When non-uniformity doesn't help

Posted on February 19, 2017

Today I want to write about a simple proof that certain problems that can be computed by polynomial-sized non-uniform read-once branching programs (also called non-uniform automata) can actually be computed uniformly just as efficiently. That is, in some cases, a degree of non-uniformity doesn't actually help solve the problem any more efficiently.

What is a non-uniform automaton? The basic idea is that of a deterministic finite automaton (i.e., a DFA, a.k.a. a finite state machine), but which is allowed to vary based on the input length. That is, a non-uniform automaton for a language $L$ is a sequence of DFAs $M_0, M_1, \dots$ such that for $x$ of length $n$, $x \in L$ iff $M_n$ accepts.

The fact is the following:

Fact: If $(G, A)$ is a finitely presented group and the word problem for $G$ can be computed by non-uniform automata with polynomially many states, then the word problem for $G$ has a linear time (multi-tape Turing machine) algorithm.

Proof. Suppose the word problem for $(G, A)$ has a non-uniform automaton $M_0, M_1, \dots$ with polynomially many states. Say $S(n)$ is a polynomial upper bound for the number of states of $M_n$ (assume it is monotonically increasing WLOG). Let $R(\ell)$ denote the set of elements of $G$ with a word of length exactly $\ell$.

I claim that $|R(n / 2)| \leq S(n)$ I.e., there are at least as many states in $M_n$ as there are group elements with words of length exactly $n/2$. Why? The map from $R(n/2)$ to the states of $M_n$ given by running $M_n$ will be an injection: Take $x, y \in R(n/2)$ and take words $w_x, w_y$ of length $n/2$ representing them. Suppose $M_n$ is in the same state $s$ after running on these words. $M_n$ takes $n/2$ more input characters, so from this state, we can feed it the word $w_x^{-1}$, which has length $n / 2$. Since it should accept $w_x w_x^{-1}$ (since that's a trivial word), this will put it in an accepting state. But that means $M_n$ will accept on $w_y w_x^{-1}$ as well since it will first run on $w_y$ and enter state $s$, and then proceed as with the word $w_x w_x^{-1}$ (since $w_x$ also puts $M_n$ in state $s$). Thus the word $w_y w_x^{-1}$ is trivial, which means $x = y$ in $G$.

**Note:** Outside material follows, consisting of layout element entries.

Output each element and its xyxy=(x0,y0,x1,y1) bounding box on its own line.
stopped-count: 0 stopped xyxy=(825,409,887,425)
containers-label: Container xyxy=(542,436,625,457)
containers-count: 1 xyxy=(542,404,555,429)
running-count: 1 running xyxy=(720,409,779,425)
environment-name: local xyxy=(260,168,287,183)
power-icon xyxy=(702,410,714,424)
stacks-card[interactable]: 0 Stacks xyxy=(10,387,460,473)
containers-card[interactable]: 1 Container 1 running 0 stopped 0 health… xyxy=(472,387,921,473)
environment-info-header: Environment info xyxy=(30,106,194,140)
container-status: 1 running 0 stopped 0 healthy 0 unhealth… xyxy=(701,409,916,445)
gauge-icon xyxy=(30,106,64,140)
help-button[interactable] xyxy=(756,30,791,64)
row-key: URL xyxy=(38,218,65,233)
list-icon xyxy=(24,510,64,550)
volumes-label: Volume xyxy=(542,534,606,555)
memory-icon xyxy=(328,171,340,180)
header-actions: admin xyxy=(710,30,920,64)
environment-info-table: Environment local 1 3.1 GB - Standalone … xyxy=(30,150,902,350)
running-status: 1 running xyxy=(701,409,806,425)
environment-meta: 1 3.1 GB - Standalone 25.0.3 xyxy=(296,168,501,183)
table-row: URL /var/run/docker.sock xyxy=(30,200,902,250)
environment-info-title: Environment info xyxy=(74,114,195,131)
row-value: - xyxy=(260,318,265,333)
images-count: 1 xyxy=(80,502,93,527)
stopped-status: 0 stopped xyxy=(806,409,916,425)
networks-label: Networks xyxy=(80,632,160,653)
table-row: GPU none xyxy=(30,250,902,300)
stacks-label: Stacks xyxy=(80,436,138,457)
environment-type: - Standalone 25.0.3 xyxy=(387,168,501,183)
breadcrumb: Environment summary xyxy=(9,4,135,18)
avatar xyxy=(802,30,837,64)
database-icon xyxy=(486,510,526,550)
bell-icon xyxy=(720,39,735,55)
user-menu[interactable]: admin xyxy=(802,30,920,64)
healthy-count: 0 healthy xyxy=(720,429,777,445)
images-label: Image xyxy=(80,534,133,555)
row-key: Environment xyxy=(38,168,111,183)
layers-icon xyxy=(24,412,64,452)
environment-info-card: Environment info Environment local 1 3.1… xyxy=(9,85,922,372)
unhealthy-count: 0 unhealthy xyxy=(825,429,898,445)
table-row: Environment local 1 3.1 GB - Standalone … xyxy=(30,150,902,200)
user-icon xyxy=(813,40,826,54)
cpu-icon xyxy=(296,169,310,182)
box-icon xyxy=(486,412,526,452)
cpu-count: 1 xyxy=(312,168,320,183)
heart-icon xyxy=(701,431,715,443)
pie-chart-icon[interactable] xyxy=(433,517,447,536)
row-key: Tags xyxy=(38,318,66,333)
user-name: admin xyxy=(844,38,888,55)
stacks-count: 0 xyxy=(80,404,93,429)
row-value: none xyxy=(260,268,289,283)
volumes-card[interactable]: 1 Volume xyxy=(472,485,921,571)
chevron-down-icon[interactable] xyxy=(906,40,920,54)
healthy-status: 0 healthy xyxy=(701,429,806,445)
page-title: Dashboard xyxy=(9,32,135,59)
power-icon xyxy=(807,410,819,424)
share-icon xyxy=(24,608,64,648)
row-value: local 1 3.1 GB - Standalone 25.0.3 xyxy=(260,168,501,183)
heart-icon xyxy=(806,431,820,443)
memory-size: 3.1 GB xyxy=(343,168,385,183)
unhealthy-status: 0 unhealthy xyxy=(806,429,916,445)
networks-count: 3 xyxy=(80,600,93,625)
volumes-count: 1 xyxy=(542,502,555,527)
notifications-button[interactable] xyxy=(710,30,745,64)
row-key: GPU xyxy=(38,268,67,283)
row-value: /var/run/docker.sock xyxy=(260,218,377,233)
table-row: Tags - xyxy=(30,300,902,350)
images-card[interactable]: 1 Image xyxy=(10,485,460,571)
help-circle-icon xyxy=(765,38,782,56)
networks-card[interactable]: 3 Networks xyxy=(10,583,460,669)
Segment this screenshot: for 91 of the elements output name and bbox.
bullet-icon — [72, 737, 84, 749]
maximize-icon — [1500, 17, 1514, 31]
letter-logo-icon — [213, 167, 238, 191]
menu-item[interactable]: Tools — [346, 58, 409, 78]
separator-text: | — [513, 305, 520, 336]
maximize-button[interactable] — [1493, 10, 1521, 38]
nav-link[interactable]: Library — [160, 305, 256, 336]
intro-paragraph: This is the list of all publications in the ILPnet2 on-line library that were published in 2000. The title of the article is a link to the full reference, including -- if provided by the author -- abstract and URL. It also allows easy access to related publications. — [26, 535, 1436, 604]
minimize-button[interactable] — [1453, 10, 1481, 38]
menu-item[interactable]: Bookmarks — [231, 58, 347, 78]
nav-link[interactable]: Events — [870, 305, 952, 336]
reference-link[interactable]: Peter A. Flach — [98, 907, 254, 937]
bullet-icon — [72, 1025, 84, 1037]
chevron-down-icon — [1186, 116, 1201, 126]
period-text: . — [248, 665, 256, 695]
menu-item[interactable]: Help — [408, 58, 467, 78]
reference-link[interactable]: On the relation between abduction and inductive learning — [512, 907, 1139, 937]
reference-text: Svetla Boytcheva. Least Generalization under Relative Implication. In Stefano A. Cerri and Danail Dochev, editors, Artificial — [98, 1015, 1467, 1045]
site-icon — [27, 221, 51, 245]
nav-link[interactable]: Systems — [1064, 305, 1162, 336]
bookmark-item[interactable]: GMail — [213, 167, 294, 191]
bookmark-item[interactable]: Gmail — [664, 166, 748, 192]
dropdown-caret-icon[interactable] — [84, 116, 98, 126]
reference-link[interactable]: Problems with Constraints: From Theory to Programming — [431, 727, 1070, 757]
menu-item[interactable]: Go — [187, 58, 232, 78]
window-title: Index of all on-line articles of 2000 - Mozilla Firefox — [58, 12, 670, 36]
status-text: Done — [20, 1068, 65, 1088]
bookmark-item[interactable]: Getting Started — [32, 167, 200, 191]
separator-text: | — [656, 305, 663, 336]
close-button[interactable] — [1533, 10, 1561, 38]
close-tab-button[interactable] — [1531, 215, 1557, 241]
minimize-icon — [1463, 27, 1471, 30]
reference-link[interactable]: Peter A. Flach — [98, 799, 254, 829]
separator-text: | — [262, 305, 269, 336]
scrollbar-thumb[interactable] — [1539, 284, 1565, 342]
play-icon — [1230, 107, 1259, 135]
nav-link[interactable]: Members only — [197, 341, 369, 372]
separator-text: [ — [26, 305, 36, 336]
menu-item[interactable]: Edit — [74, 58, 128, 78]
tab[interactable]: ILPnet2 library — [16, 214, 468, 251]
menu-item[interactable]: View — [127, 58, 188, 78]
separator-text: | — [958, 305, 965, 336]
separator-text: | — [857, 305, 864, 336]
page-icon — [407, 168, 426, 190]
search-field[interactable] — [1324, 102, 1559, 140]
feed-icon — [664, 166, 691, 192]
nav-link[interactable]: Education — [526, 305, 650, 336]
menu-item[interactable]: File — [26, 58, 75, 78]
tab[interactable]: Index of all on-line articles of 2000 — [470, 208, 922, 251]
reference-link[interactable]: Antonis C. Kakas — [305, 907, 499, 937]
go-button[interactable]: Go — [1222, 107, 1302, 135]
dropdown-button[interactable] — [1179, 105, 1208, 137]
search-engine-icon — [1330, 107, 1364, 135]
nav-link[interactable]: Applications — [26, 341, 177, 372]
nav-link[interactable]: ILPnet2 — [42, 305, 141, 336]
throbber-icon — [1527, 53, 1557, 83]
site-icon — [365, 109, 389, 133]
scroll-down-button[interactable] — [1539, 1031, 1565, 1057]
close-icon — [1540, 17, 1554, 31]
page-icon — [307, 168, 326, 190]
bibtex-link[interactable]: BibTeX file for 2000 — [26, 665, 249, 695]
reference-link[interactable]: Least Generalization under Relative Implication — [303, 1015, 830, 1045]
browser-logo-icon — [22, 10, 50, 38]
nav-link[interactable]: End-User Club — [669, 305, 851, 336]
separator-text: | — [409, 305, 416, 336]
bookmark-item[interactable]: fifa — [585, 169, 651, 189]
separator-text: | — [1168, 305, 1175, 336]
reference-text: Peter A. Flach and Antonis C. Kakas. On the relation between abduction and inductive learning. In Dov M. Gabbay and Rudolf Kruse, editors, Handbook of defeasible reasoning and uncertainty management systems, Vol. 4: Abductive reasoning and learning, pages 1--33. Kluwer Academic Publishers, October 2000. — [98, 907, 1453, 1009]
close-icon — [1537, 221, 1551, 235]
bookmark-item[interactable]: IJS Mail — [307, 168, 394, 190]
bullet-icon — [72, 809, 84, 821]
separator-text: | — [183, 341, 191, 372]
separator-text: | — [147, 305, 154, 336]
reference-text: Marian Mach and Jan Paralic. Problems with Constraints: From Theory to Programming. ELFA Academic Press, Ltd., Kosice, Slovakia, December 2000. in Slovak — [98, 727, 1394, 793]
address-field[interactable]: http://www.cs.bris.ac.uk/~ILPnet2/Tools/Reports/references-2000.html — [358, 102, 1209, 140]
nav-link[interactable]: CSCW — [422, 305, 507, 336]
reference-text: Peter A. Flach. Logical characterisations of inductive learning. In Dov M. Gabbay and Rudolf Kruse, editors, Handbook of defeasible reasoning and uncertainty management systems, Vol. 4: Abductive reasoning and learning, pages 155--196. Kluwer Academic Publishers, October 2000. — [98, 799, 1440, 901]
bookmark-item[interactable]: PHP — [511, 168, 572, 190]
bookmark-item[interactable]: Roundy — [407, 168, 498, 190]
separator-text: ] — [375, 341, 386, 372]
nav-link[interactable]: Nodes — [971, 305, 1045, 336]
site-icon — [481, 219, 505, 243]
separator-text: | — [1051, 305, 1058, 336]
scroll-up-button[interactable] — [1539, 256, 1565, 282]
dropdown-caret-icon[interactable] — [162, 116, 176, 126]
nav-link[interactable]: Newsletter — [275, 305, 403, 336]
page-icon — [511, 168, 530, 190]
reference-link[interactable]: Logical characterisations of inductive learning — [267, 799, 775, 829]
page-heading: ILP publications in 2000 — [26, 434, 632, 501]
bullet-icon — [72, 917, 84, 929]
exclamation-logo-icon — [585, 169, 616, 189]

Now let $B(e, r)$ denote the ball of radius $r$ in the Cayley graph of $(G, A)$. We have \begin{align*} |B(e, r)| &= \sum_{\ell \leq r} |R(\ell)| \\ &\leq \sum_{\ell \leq r} S(2 \ell) \\ &\leq r S(2 r) \end{align*} $r S(2 r)$ is a polynomial in $r$, and thus $G$ has polynomial growth. Thus, by Gromov's theorem, $G$ is virtually nilpotent. By the work in this paper of Goodman and Shapiro, $G$ then has a linear time algorithm.